RX queues for virtual functions

A maximum of 124 RX queues (out of 128 RX queues) are available for virtual functions as 2 queues are used for physical ports, and 2 queues are used for internal processes.

In addition, the maximum number of queues for virtual functions are limited by the maximum number of virtual queue pairs, which is defined in the DPDK drivers/net/virtio/virtio.h file as follows.
#define VIRTIO_MAX_VIRTQUEUE_PAIRS 8
By default, it is set to 8, meaning that DPDK supports a maximum of 8 virtual queue pairs for each virtio device. If you need to change this limit, you can modify the value in the header file to suit your specific requirements. When the limit is adjusted, it must be evaluated and tested as it can impact system performance and resource utilization.

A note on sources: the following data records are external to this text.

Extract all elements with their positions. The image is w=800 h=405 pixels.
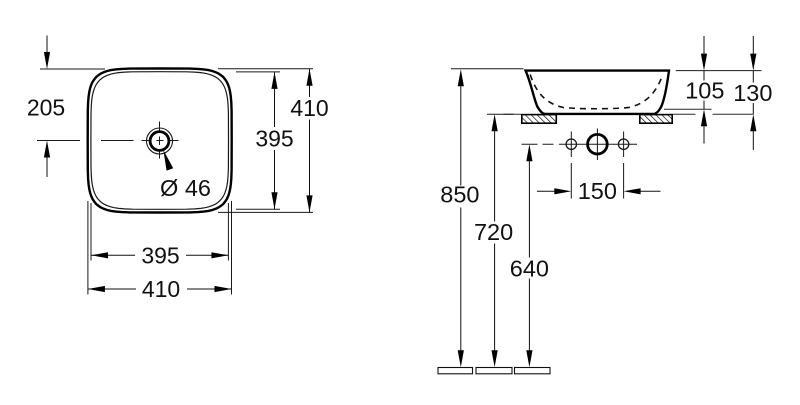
svg-text:410: 410 bbox=[142, 276, 180, 302]
svg-text:Ø 46: Ø 46 bbox=[160, 175, 211, 201]
svg-text:850: 850 bbox=[440, 182, 479, 208]
svg-text:640: 640 bbox=[510, 255, 549, 281]
svg-text:720: 720 bbox=[474, 219, 513, 245]
svg-text:205: 205 bbox=[27, 95, 65, 121]
svg-text:130: 130 bbox=[733, 80, 772, 106]
svg-text:105: 105 bbox=[685, 78, 724, 104]
svg-text:395: 395 bbox=[141, 243, 179, 269]
svg-text:150: 150 bbox=[578, 178, 617, 204]
svg-text:395: 395 bbox=[255, 126, 293, 152]
svg-text:410: 410 bbox=[290, 95, 328, 121]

The maximum number of virtual functions are also limited by DPDK RTE_MAX_ETHPORTS, which is set to 32 by default. This means that a maximum of 30 virtual functions can be created as 2 out of 32 are used for physical ports. For example, if queues are evenly distributed to 30 virtual functions, a maximum of 4 queues can be assigned to each virtual function. See Running a user application with the DPDK virtio PMD in DN-1354.